The candidate of the All Progressives Congress, Rotimi Akeredolu, in the wee hours of Sunday surged into an early lead as the Independent National Electoral Commission announced election results in some local government areas.
The LGA results announced by the electoral body included those of Ile Oluji/Oke Igbo, Akoko North-East, Ifedore and Irele, where Akeredolu coasted home to victory just as the candidate of the Peoples Democratic Party, Eyitayo Jegede, won in Ondo-East LGA.
The candidate of the Alliance for Democracy, Olusola Oke, closely trailed Jegede in the five LGAs.
Despite the tension that characterised the countdown to the Ondo governorship poll, the election, which went under way on Saturday without any major violence, was, however, marked by massive vote buying.
Most of the major actors in the race complained that voters were heavily induced by politicians, who stormed polling booths with bags of money to openly buy votes.
The election recorded a remarkable turnout in the three senatorial districts of the state.
It was gathered that about N450,000 was budgeted for each polling unit by the major political parties with each voter getting between N3,000 and N5,000.
Ondo State Governor, Dr.
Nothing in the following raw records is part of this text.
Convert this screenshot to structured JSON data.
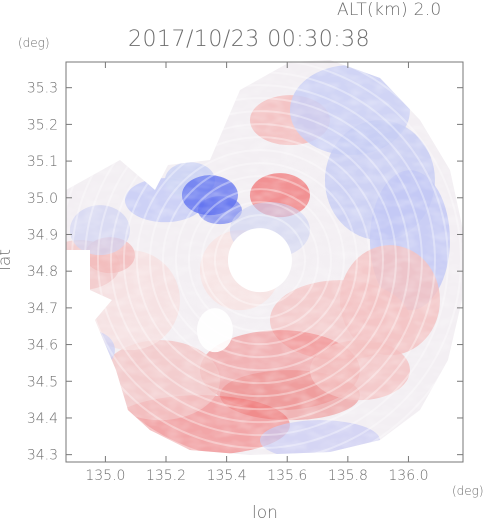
{
  "header": {
    "altitude": "ALT(km) 2.0",
    "timestamp": "2017/10/23 00:30:38"
  },
  "axes": {
    "x_title": "lon",
    "y_title": "lat",
    "x_unit": "(deg)",
    "y_unit": "(deg)",
    "x_ticks": [
      "135.0",
      "135.2",
      "135.4",
      "135.6",
      "135.8",
      "136.0"
    ],
    "y_ticks": [
      "35.3",
      "35.2",
      "35.1",
      "35.0",
      "34.9",
      "34.8",
      "34.7",
      "34.6",
      "34.5",
      "34.4",
      "34.3"
    ],
    "x_tick_values": [
      135.0,
      135.2,
      135.4,
      135.6,
      135.8,
      136.0
    ],
    "y_tick_values": [
      35.3,
      35.2,
      35.1,
      35.0,
      34.9,
      34.8,
      34.7,
      34.6,
      34.5,
      34.4,
      34.3
    ],
    "x_range": [
      134.87,
      136.18
    ],
    "y_range": [
      34.28,
      35.37
    ]
  },
  "radar": {
    "center_lon": 135.51,
    "center_lat": 34.83,
    "colors": {
      "approaching": "#5a6cf0",
      "receding": "#f06a6a",
      "neutral": "#f3eff3"
    }
  }
}
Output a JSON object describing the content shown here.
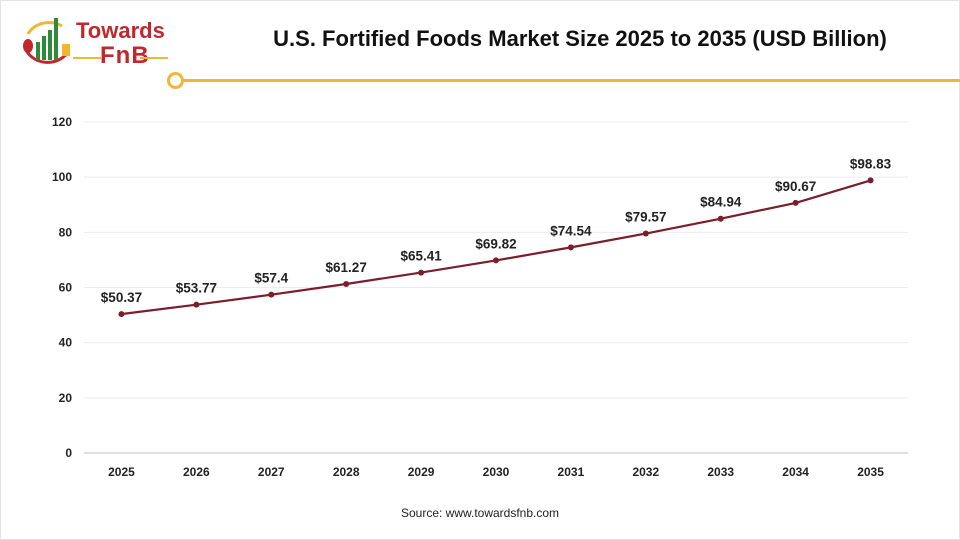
{
  "logo": {
    "line1": "Towards",
    "line2": "FnB"
  },
  "accent_color": "#f2b632",
  "chart_data": {
    "type": "line",
    "title": "U.S. Fortified Foods Market Size 2025 to 2035 (USD Billion)",
    "categories": [
      "2025",
      "2026",
      "2027",
      "2028",
      "2029",
      "2030",
      "2031",
      "2032",
      "2033",
      "2034",
      "2035"
    ],
    "values": [
      50.37,
      53.77,
      57.4,
      61.27,
      65.41,
      69.82,
      74.54,
      79.57,
      84.94,
      90.67,
      98.83
    ],
    "data_labels": [
      "$50.37",
      "$53.77",
      "$57.4",
      "$61.27",
      "$65.41",
      "$69.82",
      "$74.54",
      "$79.57",
      "$84.94",
      "$90.67",
      "$98.83"
    ],
    "ylim": [
      0,
      120
    ],
    "yticks": [
      0,
      20,
      40,
      60,
      80,
      100,
      120
    ],
    "grid": true,
    "line_color": "#7b1e2b",
    "xlabel": "",
    "ylabel": ""
  },
  "source": "Source: www.towardsfnb.com"
}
Olusegun Mimiko, told one of our correspondents covering the election that anarchy ruled in the state as votes were publicly bought.
He accused the All Progressives Congress of perpetrating massive electoral fraud by giving money to voters in exchange for votes.
He said, “What is happening in Ondo State presently is anarchy. The APC and INEC are trying to rig the poll with the use of malfunctioning card readers and inducement of voters.”
Elder statesman, Chief Olu Falae, described the act of vote buying during the election as a worrying development even as he accused security men and the officials of the Independent National Electoral Commission of complicity.
“I have heard of people bribing voters in Akure here. I have heard they are offering N3,000 per vote. It is very worrisome. This is a way of comprising the will of the people.
“It is for the government of the day to make a decision to stop this trend. There were many police officers in those polling units, what were they doing? They could arrest them but they didn’t do that. Without the collusion of the electoral officers and the security agents, that (inducement of voters) can’t succeed,” Falae said.
Apart from the brazen monetary inducement of voters during the election, the failure of card readers in some polling units triggered questions about the preparedness of INEC for the election.
The All Progressives Congress candidate in the election, Rotimi Akeredolu, expressed worry over the situation, saying that INEC had enough time to prepare.
Akeredolu said, “There are a few hitches here and there which have to do with the failure of the card readers at some polling units. I expect INEC to have properly overhauled the card readers because we are having only one election.”
There was a mixed reaction to the exercise by stakeholders in the state.
Condemnation continued to trail the exercise as the Peoples Democratic Party candidate, Mr. Eyitayo Jegede (SAN), alleged that INEC conspired to rig the election by disenfranchising voters in PDP strongholds by deliberately using malfunctioning card readers.
Ondo State Resident Electoral Commissioner, Mr. Segun Agbaje, however, said the machines were working at every polling booth. He said those who made the allegations were trying to cause confusion.
He said, “There is no booth where election didn’t take place because of the card reader; it only delayed the process a little bit. In the 3,009 polling units, the units I was told that they had problems with card readers were not up to seven. Politicians are just making noise to cause unnecessary confusion. There is no place in the entire state where election did not hold because of the card reader, it was only delayed.”
On the issue of inadequate security at polling units, the Police Public Relations Officer, Ondo State Command, Mr. Femi Joseph, said there were five policemen manning each polling units, but added that some of them were not in police uniform.
“Our men were at every polling unit; it is only that people saw the ones in uniform. There were some officers who were in mufti, and we did that deliberately. Five policemen were posted to each polling unit although not every five policemen deployed wore uniforms,” Joseph explained.